Central Banks' Week - The most important economic events this week from the 7th to the 10th of SEP 2021

Tuesday, September 07, 2021 - 06:24
Point Trader Group
Central Banks' Week - The most important economic events this week from the 7th to the 10th of SEP 2021

After markets were hit hard by the non-farm payrolls, traders and investors are less clear on whether the Fed will begin tapering at the end of the month during the September FOMC meeting. August added 235,000 jobs to the economy, versus estimates of +750,000. There is a slew of central bank meetings this week to focus on, including the Reserve Bank of Australia on Tuesday, the Bank of Canada on Wednesday, and the European Central Bank on Thursday! The Reserve Bank of Australia and the Bank of Canada have already begun tapering off. Will they continue? Meanwhile, the European Central Bank will discuss whether they should scale back their bond purchases. And the August jobs data is just getting started. It's Canada's turn this week as it reports the hiring change on Friday!

 

non-farm payroll

Friday's Non-Farm Payroll report showed that the economy added 235,000 jobs to the economy versus an estimate of 750,000 additional jobs. There was an upward adjustment for the July release, from +943000 to 1053000, but that wasn't nearly enough to offset the significant decline this month. In addition to the headline non-farm payrolls report, the unemployment rate fell to 5.2% from 5.4%, while average hourly earnings rose 0.6%. Accordingly, the US dollar fell. However, the stock indices initially also moved lower. (Usually, one would expect stocks to rise in the quantitative easing world in which we live.) Index traders may be starting to worry about the bad data. Over the next three weeks, traders will consider and position themselves for the Federal Reserve's September 22nd meeting. As at the Jackson Hole Symposium, Powell noted that there is still a lot to do in order to reach maximum employment, which is the target set by the Fed to begin tapering off. Does bad nonfarm payroll data meet this criterion? Note that initial jobless claims have been at their lowest level since the pandemic began last week and have printed below 400,000 over the past four weeks!

 

Central banks under the microscope

This week will be attended by 3 central bank meetings, including the Reserve Bank of Australia, the Bank of Canada and the European Central Bank. At their meeting in July, while in the middle of nationwide lockdowns due to the coronavirus, the Reserve Bank of Australia left bond-buying at A$5 billion a week. However, they indicated that they would reduce their bond-buying program to A$4 billion per week in the early September meeting. Will they follow through on that commitment, or has the virus taken such a heavy toll, that it could prompt them to wait until the next meeting?
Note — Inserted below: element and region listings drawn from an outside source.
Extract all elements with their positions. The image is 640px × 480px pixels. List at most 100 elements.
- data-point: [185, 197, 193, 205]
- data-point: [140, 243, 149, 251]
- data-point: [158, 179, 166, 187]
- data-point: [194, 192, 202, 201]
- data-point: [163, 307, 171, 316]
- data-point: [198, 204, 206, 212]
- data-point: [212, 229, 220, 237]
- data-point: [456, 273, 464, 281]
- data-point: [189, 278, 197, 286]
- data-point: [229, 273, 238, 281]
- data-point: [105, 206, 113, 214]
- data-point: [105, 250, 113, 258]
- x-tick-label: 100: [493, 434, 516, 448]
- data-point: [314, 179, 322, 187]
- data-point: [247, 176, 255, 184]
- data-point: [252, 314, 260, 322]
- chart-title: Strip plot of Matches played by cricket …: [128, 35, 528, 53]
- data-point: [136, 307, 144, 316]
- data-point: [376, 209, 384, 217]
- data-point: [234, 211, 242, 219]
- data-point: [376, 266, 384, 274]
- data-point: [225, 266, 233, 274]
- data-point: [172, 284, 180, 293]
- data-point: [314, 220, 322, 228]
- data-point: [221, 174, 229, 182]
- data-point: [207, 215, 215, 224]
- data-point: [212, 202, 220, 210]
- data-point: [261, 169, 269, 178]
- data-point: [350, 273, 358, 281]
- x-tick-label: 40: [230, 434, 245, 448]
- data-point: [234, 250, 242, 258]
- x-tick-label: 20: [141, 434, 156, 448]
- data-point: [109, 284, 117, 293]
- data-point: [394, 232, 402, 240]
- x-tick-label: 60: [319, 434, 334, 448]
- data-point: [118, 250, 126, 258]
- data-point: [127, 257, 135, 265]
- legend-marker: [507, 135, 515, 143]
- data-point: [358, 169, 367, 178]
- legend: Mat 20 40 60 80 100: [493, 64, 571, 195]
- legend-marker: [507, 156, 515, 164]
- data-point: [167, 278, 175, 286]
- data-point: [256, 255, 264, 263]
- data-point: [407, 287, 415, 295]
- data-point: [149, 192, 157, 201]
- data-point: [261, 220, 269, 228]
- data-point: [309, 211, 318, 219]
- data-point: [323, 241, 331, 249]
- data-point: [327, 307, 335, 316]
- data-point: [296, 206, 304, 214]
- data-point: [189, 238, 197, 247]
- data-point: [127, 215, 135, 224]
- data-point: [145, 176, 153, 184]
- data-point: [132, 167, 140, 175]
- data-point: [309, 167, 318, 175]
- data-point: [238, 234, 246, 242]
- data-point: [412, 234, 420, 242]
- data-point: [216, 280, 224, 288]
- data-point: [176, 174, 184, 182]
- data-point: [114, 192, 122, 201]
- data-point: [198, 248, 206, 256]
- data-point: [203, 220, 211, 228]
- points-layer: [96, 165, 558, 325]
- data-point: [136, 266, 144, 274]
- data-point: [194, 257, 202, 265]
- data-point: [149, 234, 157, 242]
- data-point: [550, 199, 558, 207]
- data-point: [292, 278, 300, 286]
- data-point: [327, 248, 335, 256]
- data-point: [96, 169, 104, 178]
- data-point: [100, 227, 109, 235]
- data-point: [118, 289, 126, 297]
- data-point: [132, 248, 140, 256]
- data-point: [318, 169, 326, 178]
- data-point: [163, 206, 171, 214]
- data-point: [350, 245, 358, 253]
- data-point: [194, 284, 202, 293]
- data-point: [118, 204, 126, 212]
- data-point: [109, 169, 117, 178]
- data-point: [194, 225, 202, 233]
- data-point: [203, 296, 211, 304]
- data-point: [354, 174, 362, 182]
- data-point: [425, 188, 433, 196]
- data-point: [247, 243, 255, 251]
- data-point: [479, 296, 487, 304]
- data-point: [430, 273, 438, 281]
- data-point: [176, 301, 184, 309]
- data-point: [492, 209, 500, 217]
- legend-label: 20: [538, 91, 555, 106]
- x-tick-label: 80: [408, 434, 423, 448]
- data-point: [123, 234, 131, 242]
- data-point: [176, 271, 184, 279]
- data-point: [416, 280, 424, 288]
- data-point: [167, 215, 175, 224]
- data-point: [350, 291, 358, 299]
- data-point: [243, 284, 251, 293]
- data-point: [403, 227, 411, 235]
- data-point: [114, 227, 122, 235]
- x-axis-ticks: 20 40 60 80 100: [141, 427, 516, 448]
The Bank of Canada is expected to leave bond purchases unchanged at their meeting this week. At the July 14 meeting, the central bank cut its bond purchases from C$3 billion per week to C$2 billion per week. Unfortunately, the August hiring change won't be reported until Friday, two days after the meeting. The latest release of the Producer Price Index was negative. There is also an election on September 20th. Will the Bank of Canada Technical Options Committee backtrack again, or would it prefer to wait for better data until after the election?

There will be a lot of discussion at this week's ECB meeting. ECB members, both passive and positive, hit the reaction last week to make their views clear on whether the central bank should scale back its bond purchases. Under the European Central Bank's Pandemic Emergency Purchase Programme, the ECB can buy up to 1.85 trillion euros in bonds, at any pace it sees fit. Since March, the commission has been buying nearly €20 billion per week. At the July meeting, the European Central Bank changed its inflation guidance. They changed the wording to target "symmetric 2%", rather than "close to 2% but less than 2%". They also noted that there may be a transition period in which inflation will be moderately above target, however, they expect it to fall to 2% in 2022. In addition, Christine Lagarde indicated in her press conference that the European Central Bank will not Raises rates if inflation. less than 2%. The August inflation rate released last week was 3%.

 

Economic data

The main thing to look forward to this week is the aforementioned central bank meetings and important events also include business opportunities on Wednesday ahead of Fed William's speech in the US. Moreover, the weekly jobless claims are also important. Other than that, US PPI data on a monthly basis may also lead to volatility on Friday. This figure is expected to fall to 0.6% versus the previous month's reading of 1.0%.